For a while now I have been wanting to upgrade my video card in my desktop so I could actually use it to do machine/deep learning tasks (ML). Since I put together a Frankenstein gaming computer for my daughters out of some older parts, I finally justified getting a new card by saying I would then give them my older nVidia card. After a lot of research, I decided the RTX 2060 was a good balance of how much money I felt like spending versus something that would actually be useful (plus the series comes with dedicated Tensor Cores that work really fast with fp16 data types).

So after buying the card and installing it, the first thing I wanted to do was to get Tensorflow 2.1 to work with it. Now, I already had CUDA 10.2 and the most up-to-date version of TensorRT installed, and knew that I’d have to custom compile Tensorflow’s pip version to work on my system. What I did not know was just how annoying this would turn out to be. My first attempt was to follow the instructions from the Tensorflow web site, including applying this patch that fixes the nccl bindings to work with CUDA 10.2.

However, all of my attempts failed. I had random compiler errors crop up during the build that I have never had before and could not explain. Tried building it with Clang. Tried different versions of GCC. Considered building with a Catholic priest present to keep the demons at bay. No dice. Never could complete a build successfully on my system. This was a bit to be expected since a lot of people online have trouble getting Tensorflow 2.1 and CUDA 10.2 to play nice together.

I finally broke down and downgraded CUDA on my system to 10.1. I also downgraded TensorRT so it would be compatible with the version of CUDA I now had. Finally I could do a pip install tensorflow-gpu inside my virtual environment and and it worked and it ran and I could finally run my training on my GPU with fantastic results.

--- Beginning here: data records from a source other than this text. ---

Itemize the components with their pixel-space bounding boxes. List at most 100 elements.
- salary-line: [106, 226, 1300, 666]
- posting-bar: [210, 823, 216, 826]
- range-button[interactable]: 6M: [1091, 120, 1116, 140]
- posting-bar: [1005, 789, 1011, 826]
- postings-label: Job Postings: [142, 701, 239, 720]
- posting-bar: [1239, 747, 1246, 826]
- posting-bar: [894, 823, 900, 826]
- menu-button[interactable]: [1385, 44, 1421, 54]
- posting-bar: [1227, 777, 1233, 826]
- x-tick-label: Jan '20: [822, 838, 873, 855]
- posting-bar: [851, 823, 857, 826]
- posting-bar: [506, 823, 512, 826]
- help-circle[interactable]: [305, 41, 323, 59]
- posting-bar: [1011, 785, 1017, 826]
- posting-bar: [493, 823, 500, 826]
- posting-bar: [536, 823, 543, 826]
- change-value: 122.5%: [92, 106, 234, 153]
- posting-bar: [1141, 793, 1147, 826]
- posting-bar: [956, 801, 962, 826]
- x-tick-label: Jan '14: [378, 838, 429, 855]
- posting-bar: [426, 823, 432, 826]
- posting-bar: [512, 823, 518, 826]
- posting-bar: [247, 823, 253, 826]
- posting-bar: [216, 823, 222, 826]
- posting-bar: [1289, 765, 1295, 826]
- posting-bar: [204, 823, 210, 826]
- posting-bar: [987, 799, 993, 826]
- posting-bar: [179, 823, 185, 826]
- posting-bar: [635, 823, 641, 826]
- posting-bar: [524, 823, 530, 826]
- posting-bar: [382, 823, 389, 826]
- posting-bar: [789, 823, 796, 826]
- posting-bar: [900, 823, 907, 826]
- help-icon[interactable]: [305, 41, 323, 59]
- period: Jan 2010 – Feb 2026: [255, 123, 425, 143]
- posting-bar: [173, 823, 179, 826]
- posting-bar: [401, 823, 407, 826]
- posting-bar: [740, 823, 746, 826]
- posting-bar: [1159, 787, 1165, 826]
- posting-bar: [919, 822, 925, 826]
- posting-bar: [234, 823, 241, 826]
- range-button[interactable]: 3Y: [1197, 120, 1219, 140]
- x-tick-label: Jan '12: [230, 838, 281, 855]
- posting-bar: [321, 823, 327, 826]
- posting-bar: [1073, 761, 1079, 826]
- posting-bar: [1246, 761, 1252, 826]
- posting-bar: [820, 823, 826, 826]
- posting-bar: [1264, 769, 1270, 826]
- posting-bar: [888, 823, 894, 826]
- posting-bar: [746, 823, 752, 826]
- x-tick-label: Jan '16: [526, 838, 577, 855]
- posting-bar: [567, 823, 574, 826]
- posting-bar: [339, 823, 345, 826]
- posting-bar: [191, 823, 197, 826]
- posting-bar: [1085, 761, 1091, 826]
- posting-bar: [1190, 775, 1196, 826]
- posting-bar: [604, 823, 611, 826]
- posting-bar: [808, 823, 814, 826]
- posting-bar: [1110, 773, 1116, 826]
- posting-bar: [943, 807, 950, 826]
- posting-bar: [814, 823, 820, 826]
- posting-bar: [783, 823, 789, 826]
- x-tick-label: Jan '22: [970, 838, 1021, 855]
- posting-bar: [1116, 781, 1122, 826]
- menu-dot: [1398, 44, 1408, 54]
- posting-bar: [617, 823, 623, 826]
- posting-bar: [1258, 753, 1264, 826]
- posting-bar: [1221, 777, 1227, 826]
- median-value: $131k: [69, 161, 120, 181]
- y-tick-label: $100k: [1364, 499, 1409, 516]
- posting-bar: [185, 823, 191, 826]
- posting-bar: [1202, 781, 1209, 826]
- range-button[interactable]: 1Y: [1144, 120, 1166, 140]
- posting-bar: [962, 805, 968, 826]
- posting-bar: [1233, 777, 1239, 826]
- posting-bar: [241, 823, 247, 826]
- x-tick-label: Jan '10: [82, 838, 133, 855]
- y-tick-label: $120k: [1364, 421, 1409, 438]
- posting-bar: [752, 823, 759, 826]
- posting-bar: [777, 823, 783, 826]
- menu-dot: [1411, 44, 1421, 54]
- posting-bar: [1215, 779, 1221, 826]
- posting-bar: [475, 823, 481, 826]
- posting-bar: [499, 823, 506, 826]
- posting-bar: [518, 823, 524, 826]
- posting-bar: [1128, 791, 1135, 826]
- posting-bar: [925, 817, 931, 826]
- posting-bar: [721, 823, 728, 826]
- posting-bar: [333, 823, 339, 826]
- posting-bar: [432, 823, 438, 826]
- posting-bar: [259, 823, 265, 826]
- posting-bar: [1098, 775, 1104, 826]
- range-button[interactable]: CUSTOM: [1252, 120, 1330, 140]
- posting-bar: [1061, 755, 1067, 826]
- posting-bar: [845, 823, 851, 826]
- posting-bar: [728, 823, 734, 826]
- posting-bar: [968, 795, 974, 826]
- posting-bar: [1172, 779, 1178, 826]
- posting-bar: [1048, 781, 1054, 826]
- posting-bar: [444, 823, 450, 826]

I kept getting CUDNN_STATUS_INTERNAL_ERROR messages every time I tried to run a Keras application on the GPU. Yay. After some Googling, I found this link and apparently there’s an issue with Tensorflow and the RTX line. To fix it, you have to add this to your Python code that uses Keras/Tensorflow:

from tensorflow.compat.v1 import ConfigProto
from tensorflow.compat.v1 import InteractiveSession

config = ConfigProto()
config.gpu_options.allow_growth = True
session = InteractiveSession(config=config)

FINALLY! After several days of trying to custom compile Tensorflow for my system, giving up, downgrading so I could install via pip, running into more errors, etc, I now have a working GPU-accelerated Tensorflow! As an example, running the simple example from Keras, I went from taking around 3.5 seconds per epoch on my Ryzen 7 2700X processor (where I had compiled Tensorflow for CPU only to take advantage of the additional CPU instructions) to taking under 0.5 seconds on the GPU. I’m still experimenting, and modifying some things to use fp16 so I can take advantage of the Tensor Cores in the GPU.